C’est toujours un plaisir de redécouvrir l’art de la description des auteurs américains. Ici, le paysage devient un personnage, l’adjectif se fait verbe, la préposition dispose les choses avec précision. Charles Frazier (Retour à Cold Mountain) nous conte une Amérique des Sixties avec les germes des paradoxes qui étonneront tellement l’Européen. D’un côté, une nature proche, envoûtante, dangereuse; de l’autre le matérialisme des objets qui sentent le gazole, la rouille et la poudre. Un récit proche du triller en équilibre entre deux époques : un luxe révolu d’avant guerre et une modernité à apprivoiser ... ou à fuir, déjà.

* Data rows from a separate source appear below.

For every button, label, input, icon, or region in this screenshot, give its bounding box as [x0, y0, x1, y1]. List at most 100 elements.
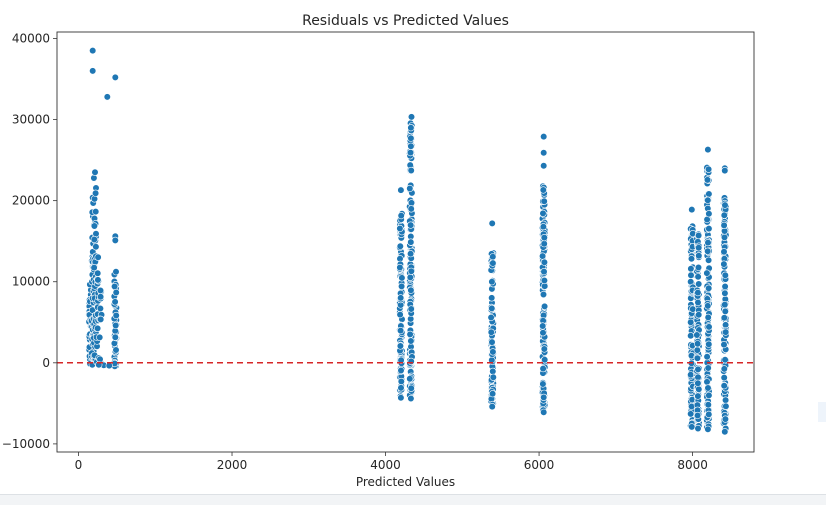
scatter-point [488, 304, 496, 313]
scatter-point [407, 384, 415, 392]
scatter-point [704, 247, 712, 255]
scatter-point [720, 374, 728, 382]
scatter-point [396, 342, 405, 350]
scatter-point [539, 322, 547, 330]
scatter-point [694, 379, 702, 387]
scatter-point [705, 190, 713, 198]
scatter-point [720, 211, 728, 219]
scatter-point [406, 375, 414, 383]
side-scroll-marker [818, 402, 826, 422]
scatter-point [721, 167, 729, 175]
scatter-point [704, 196, 712, 204]
scatter-point [540, 345, 548, 353]
scatter-marks [85, 46, 730, 436]
scatter-point [103, 93, 111, 101]
scatter-point [687, 255, 696, 263]
scatter-point [703, 269, 711, 277]
scatter-point [397, 212, 405, 220]
x-tick-label: 0 [75, 458, 83, 472]
scatter-point [397, 366, 405, 375]
scatter-point [406, 149, 415, 157]
scatter-point [694, 273, 702, 281]
x-tick-label: 6000 [524, 458, 555, 472]
scatter-point [396, 311, 404, 319]
scatter-point [94, 269, 102, 277]
scatter-point [110, 339, 118, 348]
scatter-point [488, 219, 496, 227]
scatter-point [539, 329, 547, 337]
scatter-point [111, 236, 119, 244]
scatter-point [91, 168, 99, 176]
scatter-point [703, 353, 711, 361]
scatter-point [539, 365, 547, 373]
scatter-point [704, 425, 712, 433]
scatter-point [704, 146, 712, 154]
scatter-point [96, 333, 104, 342]
axes: 0 2000 4000 6000 8000 −10000 0 10000 20000 30000 4… [2, 31, 708, 472]
scatter-point [111, 298, 119, 306]
scatter-point [407, 238, 415, 246]
scatter-point [111, 73, 119, 81]
scatter-point [407, 250, 415, 258]
scatter-point [97, 315, 105, 324]
scatter-point [112, 346, 120, 354]
scatter-point [489, 348, 497, 356]
x-tick-label: 2000 [217, 458, 248, 472]
scatter-point [687, 265, 695, 273]
scatter-point [112, 268, 120, 276]
scatter-point [720, 382, 728, 390]
scatter-point [694, 231, 703, 240]
scatter-point [695, 280, 703, 288]
scatter-point [687, 332, 695, 340]
scatter-point [406, 273, 414, 282]
scatter-point [407, 394, 415, 403]
scatter-point [90, 264, 98, 272]
scatter-point [705, 284, 713, 292]
scatter-point [722, 402, 730, 410]
scatter-point [96, 304, 104, 313]
scatter-point [488, 278, 496, 286]
scatter-point [540, 133, 548, 141]
scatter-point [96, 286, 105, 295]
scatter-point [539, 380, 547, 388]
scatter-point [705, 391, 713, 400]
scatter-point [687, 271, 695, 279]
scatter-point [407, 113, 416, 121]
scatter-point [721, 271, 729, 279]
scatter-point [540, 276, 549, 285]
scatter-point [540, 162, 548, 170]
scatter-point [407, 305, 415, 313]
scatter-point [96, 293, 105, 301]
scatter-point [695, 244, 703, 252]
scatter-point [720, 365, 728, 373]
scatter-point [540, 302, 549, 311]
scatter-point [110, 282, 119, 291]
scatter-point [407, 124, 415, 132]
scatter-point [540, 408, 548, 416]
scatter-point [540, 240, 548, 248]
scatter-point [704, 384, 712, 392]
scatter-point [91, 189, 100, 197]
scatter-point [111, 333, 119, 341]
scatter-point [540, 393, 548, 402]
scatter-point [398, 274, 406, 282]
scatter-point [487, 328, 495, 336]
scatter-point [407, 286, 415, 294]
scatter-point [407, 337, 415, 345]
scatter-point [407, 221, 415, 229]
plot-frame [56, 31, 755, 453]
scatter-point [397, 384, 405, 392]
scatter-point [693, 340, 702, 348]
scatter-point [488, 338, 496, 346]
scatter-point [687, 318, 695, 326]
scatter-point [720, 260, 728, 268]
scatter-point [704, 313, 712, 322]
scatter-point [688, 423, 696, 431]
scatter-point [703, 378, 711, 386]
scatter-point [488, 403, 496, 411]
scatter-point [720, 314, 728, 322]
y-tick-label: 0 [42, 356, 50, 370]
scatter-point [489, 367, 497, 376]
scatter-point [721, 307, 729, 316]
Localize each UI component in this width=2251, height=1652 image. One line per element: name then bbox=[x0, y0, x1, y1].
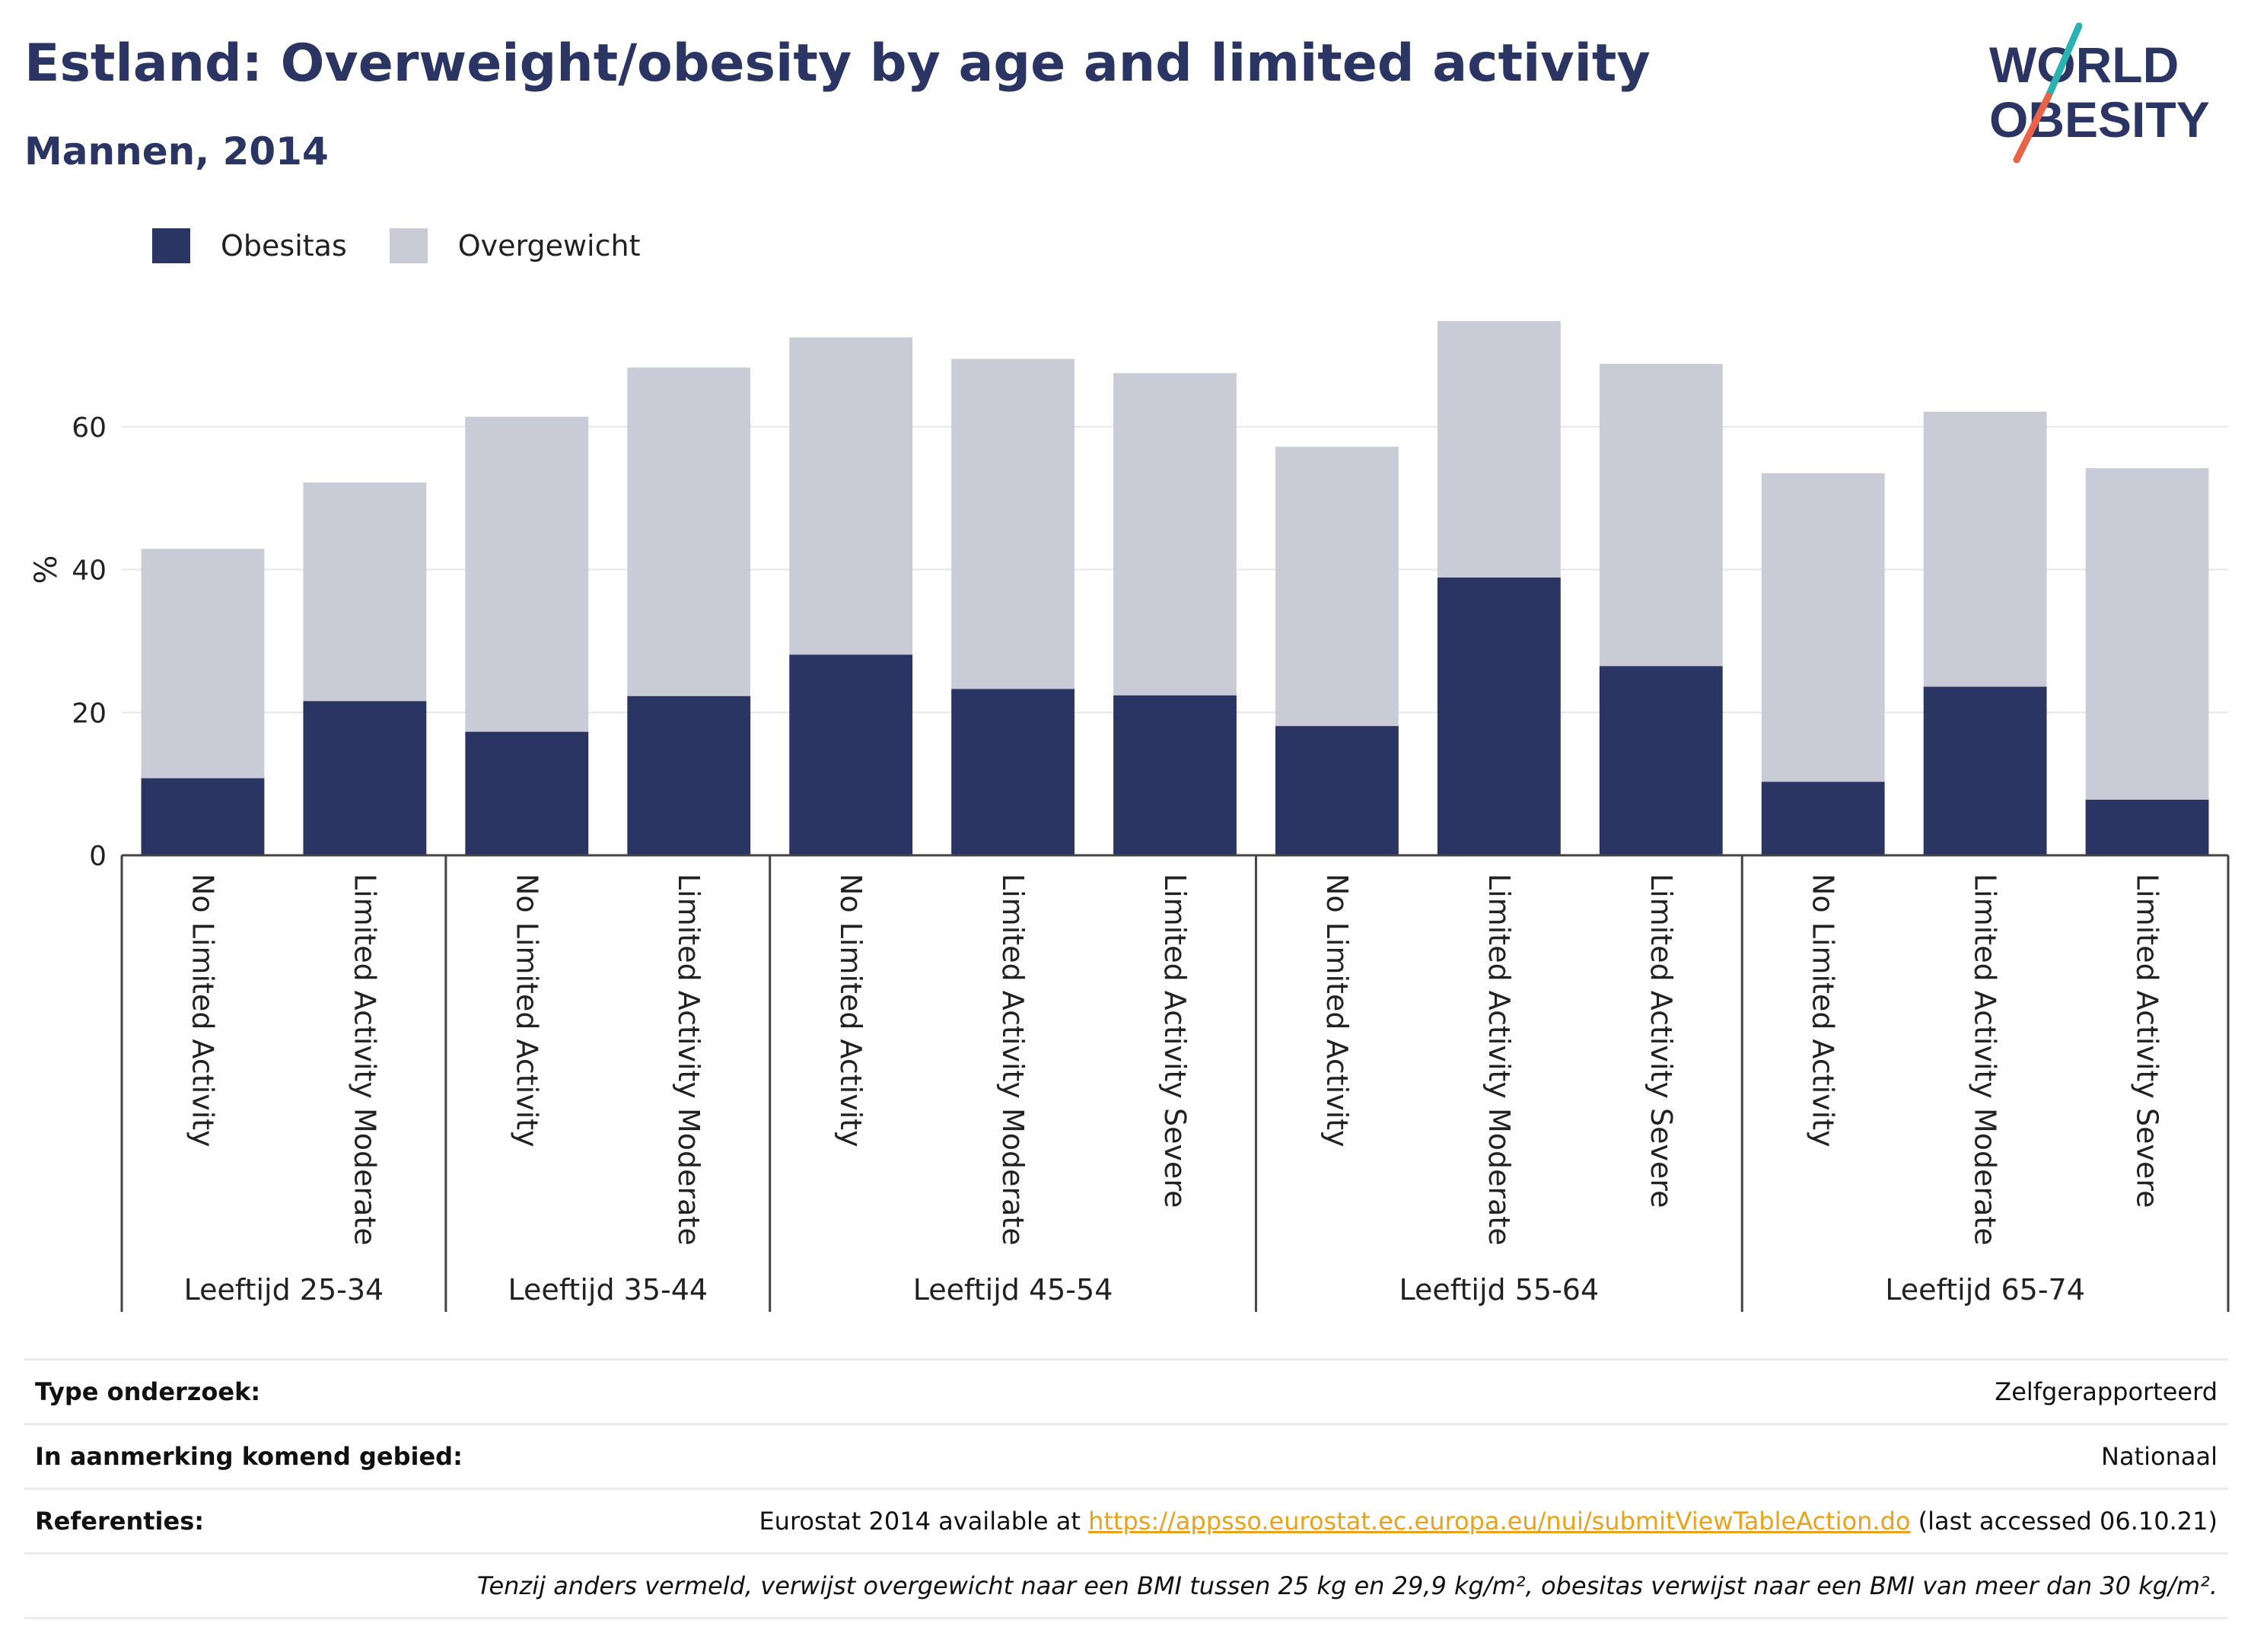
chart-legend: Obesitas Overgewicht bbox=[152, 228, 683, 263]
info-row-type: Type onderzoek: Zelfgerapporteerd bbox=[24, 1358, 2228, 1423]
group-label: Leeftijd 45-54 bbox=[913, 1273, 1113, 1307]
definition-note: Tenzij anders vermeld, verwijst overgewi… bbox=[476, 1571, 2218, 1600]
area-label: In aanmerking komend gebied: bbox=[35, 1442, 463, 1471]
bar-overgewicht bbox=[1113, 373, 1237, 695]
x-tick-label: No Limited Activity bbox=[186, 874, 219, 1147]
bar-overgewicht bbox=[141, 549, 265, 778]
type-value: Zelfgerapporteerd bbox=[1995, 1377, 2218, 1406]
y-tick-label: 0 bbox=[89, 841, 107, 872]
area-value: Nationaal bbox=[2101, 1442, 2218, 1471]
bar-overgewicht bbox=[627, 367, 751, 696]
bar-obesitas bbox=[2085, 799, 2209, 855]
info-row-references: Referenties: Eurostat 2014 available at … bbox=[24, 1488, 2228, 1552]
bar-obesitas bbox=[303, 701, 427, 855]
x-tick-label: No Limited Activity bbox=[1807, 874, 1840, 1147]
x-tick-label: Limited Activity Severe bbox=[2131, 874, 2164, 1208]
bar-obesitas bbox=[627, 695, 751, 855]
bar-overgewicht bbox=[951, 358, 1075, 689]
x-tick-label: No Limited Activity bbox=[1320, 874, 1354, 1147]
ref-link[interactable]: https://appsso.eurostat.ec.europa.eu/nui… bbox=[1088, 1507, 1911, 1536]
bar-obesitas bbox=[1599, 666, 1723, 855]
x-tick-label: Limited Activity Severe bbox=[1158, 874, 1192, 1208]
bar-obesitas bbox=[951, 689, 1075, 855]
bar-obesitas bbox=[1275, 726, 1399, 855]
x-tick-label: Limited Activity Moderate bbox=[1482, 874, 1516, 1246]
group-label: Leeftijd 35-44 bbox=[508, 1273, 708, 1307]
logo-slash-bottom bbox=[2013, 92, 2052, 164]
bar-overgewicht bbox=[1275, 447, 1399, 727]
x-tick-label: No Limited Activity bbox=[834, 874, 868, 1147]
bar-obesitas bbox=[1923, 686, 2047, 855]
bar-obesitas bbox=[1113, 695, 1237, 855]
legend-label-overgewicht: Overgewicht bbox=[457, 229, 641, 263]
logo-slash-top bbox=[2045, 23, 2083, 100]
y-tick-label: 40 bbox=[72, 555, 107, 587]
info-row-area: In aanmerking komend gebied: Nationaal bbox=[24, 1423, 2228, 1488]
legend-item-overgewicht[interactable]: Overgewicht bbox=[389, 228, 641, 263]
ref-suffix: (last accessed 06.10.21) bbox=[1910, 1507, 2218, 1536]
group-label: Leeftijd 55-64 bbox=[1399, 1273, 1600, 1307]
info-table: Type onderzoek: Zelfgerapporteerd In aan… bbox=[24, 1358, 2228, 1619]
x-tick-label: Limited Activity Moderate bbox=[1969, 874, 2002, 1246]
x-tick-label: Limited Activity Moderate bbox=[996, 874, 1030, 1246]
x-tick-label: Limited Activity Severe bbox=[1644, 874, 1678, 1208]
bar-overgewicht bbox=[1761, 473, 1885, 782]
legend-item-obesitas[interactable]: Obesitas bbox=[152, 228, 347, 263]
x-tick-label: No Limited Activity bbox=[510, 874, 543, 1147]
y-axis-label: % bbox=[29, 555, 64, 584]
x-tick-label: Limited Activity Moderate bbox=[348, 874, 381, 1246]
bar-overgewicht bbox=[465, 416, 589, 732]
legend-label-obesitas: Obesitas bbox=[221, 229, 347, 263]
bar-obesitas bbox=[1437, 577, 1561, 855]
page-title: Estland: Overweight/obesity by age and l… bbox=[24, 33, 1651, 94]
legend-swatch-obesitas bbox=[152, 228, 190, 263]
y-tick-label: 20 bbox=[72, 698, 107, 729]
group-label: Leeftijd 25-34 bbox=[184, 1273, 384, 1307]
bar-overgewicht bbox=[1437, 320, 1561, 578]
bar-overgewicht bbox=[1923, 412, 2047, 687]
type-label: Type onderzoek: bbox=[35, 1377, 261, 1406]
bar-chart: 0 20 40 60% No Limited Activity Limited Activ… bbox=[29, 320, 2230, 1312]
bar-overgewicht bbox=[789, 337, 913, 655]
logo-line1: WORLD bbox=[1989, 37, 2179, 93]
bar-overgewicht bbox=[2085, 468, 2209, 800]
group-label: Leeftijd 65-74 bbox=[1885, 1273, 2085, 1307]
references-label: Referenties: bbox=[35, 1507, 205, 1536]
y-tick-label: 60 bbox=[72, 412, 107, 444]
legend-swatch-overgewicht bbox=[389, 228, 428, 263]
bar-overgewicht bbox=[303, 482, 427, 702]
ref-prefix: Eurostat 2014 available at bbox=[759, 1507, 1089, 1536]
info-row-note: Tenzij anders vermeld, verwijst overgewi… bbox=[24, 1552, 2228, 1619]
bar-obesitas bbox=[141, 778, 265, 855]
bar-overgewicht bbox=[1599, 364, 1723, 667]
page-subtitle: Mannen, 2014 bbox=[24, 129, 329, 173]
bar-obesitas bbox=[1761, 781, 1885, 855]
bar-obesitas bbox=[465, 731, 589, 855]
bar-obesitas bbox=[789, 654, 913, 855]
x-tick-label: Limited Activity Moderate bbox=[672, 874, 705, 1246]
references-value: Eurostat 2014 available at https://appss… bbox=[759, 1507, 2218, 1536]
world-obesity-logo: WORLD OBESITY bbox=[1989, 23, 2210, 164]
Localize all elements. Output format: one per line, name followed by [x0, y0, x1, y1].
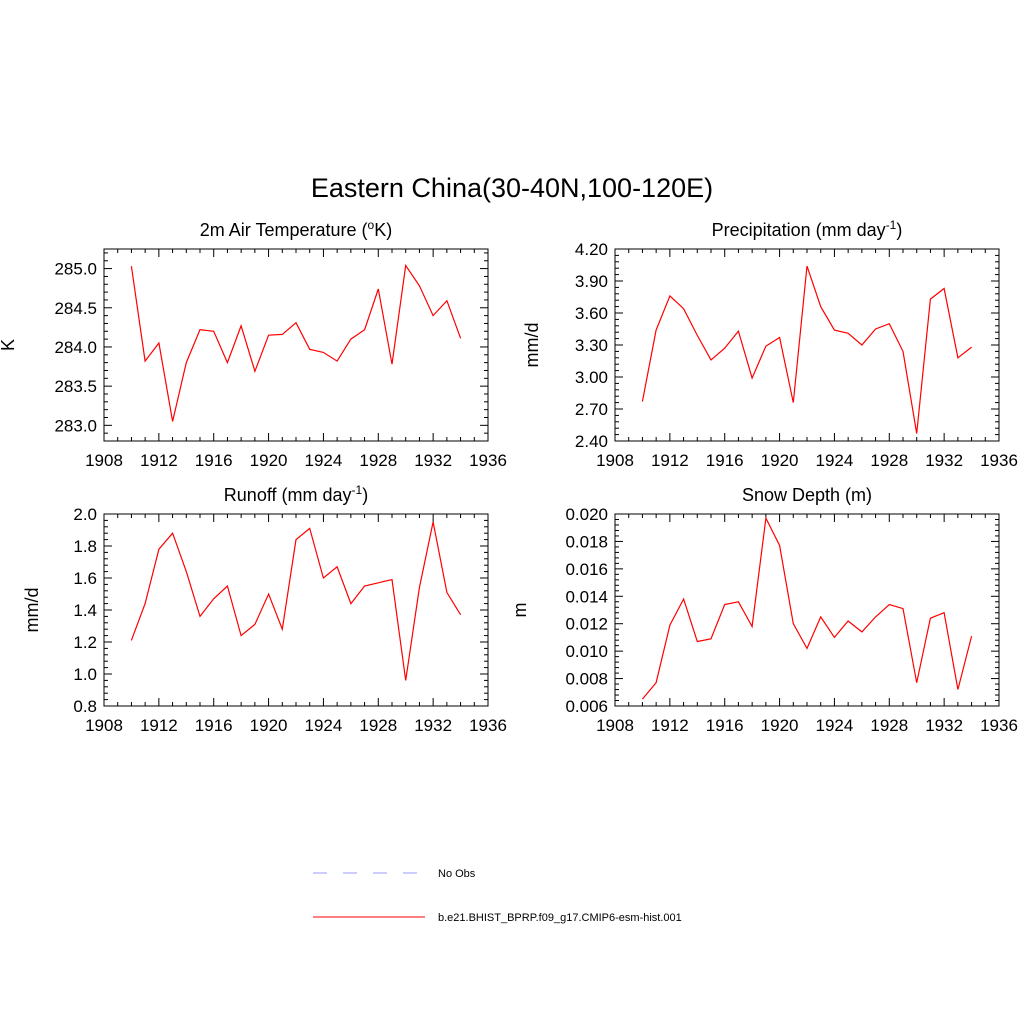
panel-title-tail: ) [896, 220, 902, 240]
y-tick-label: 3.30 [575, 336, 608, 355]
y-tick-label: 2.70 [575, 400, 608, 419]
x-tick-label: 1920 [250, 451, 288, 470]
x-tick-label: 1924 [816, 716, 854, 735]
plot-frame [103, 248, 489, 442]
y-axis-label: mm/d [22, 588, 42, 633]
x-tick-label: 1920 [250, 716, 288, 735]
legend-label: b.e21.BHIST_BPRP.f09_g17.CMIP6-esm-hist.… [438, 912, 682, 924]
y-tick-label: 3.60 [575, 304, 608, 323]
y-tick-label: 1.2 [73, 633, 97, 652]
x-tick-label: 1928 [870, 451, 908, 470]
y-tick-label: 0.018 [565, 532, 608, 551]
x-tick-label: 1912 [140, 716, 178, 735]
x-tick-label: 1928 [359, 451, 397, 470]
panel-title: Runoff (mm day-1) [224, 483, 368, 505]
x-tick-label: 1908 [596, 451, 634, 470]
y-axis-label: K [0, 339, 18, 351]
y-tick-label: 0.016 [565, 560, 608, 579]
y-tick-label: 0.008 [565, 670, 608, 689]
chart-panel: Precipitation (mm day-1) 1908 1912 1916 1920… [522, 218, 1018, 470]
x-tick-label: 1908 [85, 451, 123, 470]
x-tick-label: 1932 [414, 451, 452, 470]
y-tick-label: 283.0 [54, 416, 97, 435]
x-tick-label: 1912 [651, 451, 689, 470]
y-tick-label: 1.0 [73, 665, 97, 684]
y-tick-label: 0.014 [565, 587, 608, 606]
y-tick-label: 285.0 [54, 260, 97, 279]
panel-title-superscript: -1 [352, 483, 363, 497]
y-tick-label: 0.8 [73, 697, 97, 716]
y-tick-label: 283.5 [54, 377, 97, 396]
plot-frame [614, 248, 1000, 442]
chart-panel: 2m Air Temperature (oK) 1908 1912 1916 1920 1… [0, 218, 507, 470]
y-axis-label: m [510, 603, 530, 618]
y-tick-label: 2.40 [575, 432, 608, 451]
y-tick-label: 284.5 [54, 299, 97, 318]
panel-title-superscript: o [368, 218, 375, 232]
plot-frame [614, 513, 1000, 707]
x-tick-label: 1912 [140, 451, 178, 470]
x-tick-label: 1936 [980, 716, 1018, 735]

Stubblefield apprit, à son grand désarroi, que Luce avait très peu d’argent liquide. Presque tout ce qu’on pouvait acheter avec, elle n’en voulait pas. Elle se passait aisément de tout le confort moderne, ses désirs étant surtout peu réalistes et non chiffrables en dollars.
« Ce que je désire le plus, dit Luce, c’est pouvoir imiter le chant de tous les oiseaux des environs.»
A cet instant précis, Stubblefield crut déceler une forme d’humour dont il faisait les frais.
« Et la télévision? demanda-t-il. Voilà une chose que l’argent peut acheter. Tu aimerais sans doute Paladin. Lui aussi est parfois sacrément caustique.
— J’ai la radio, répondit Luce. Et puis, reprit-elle, si on commence à trop désirer certaines choses, on a besoin de plus en plus d’argent.»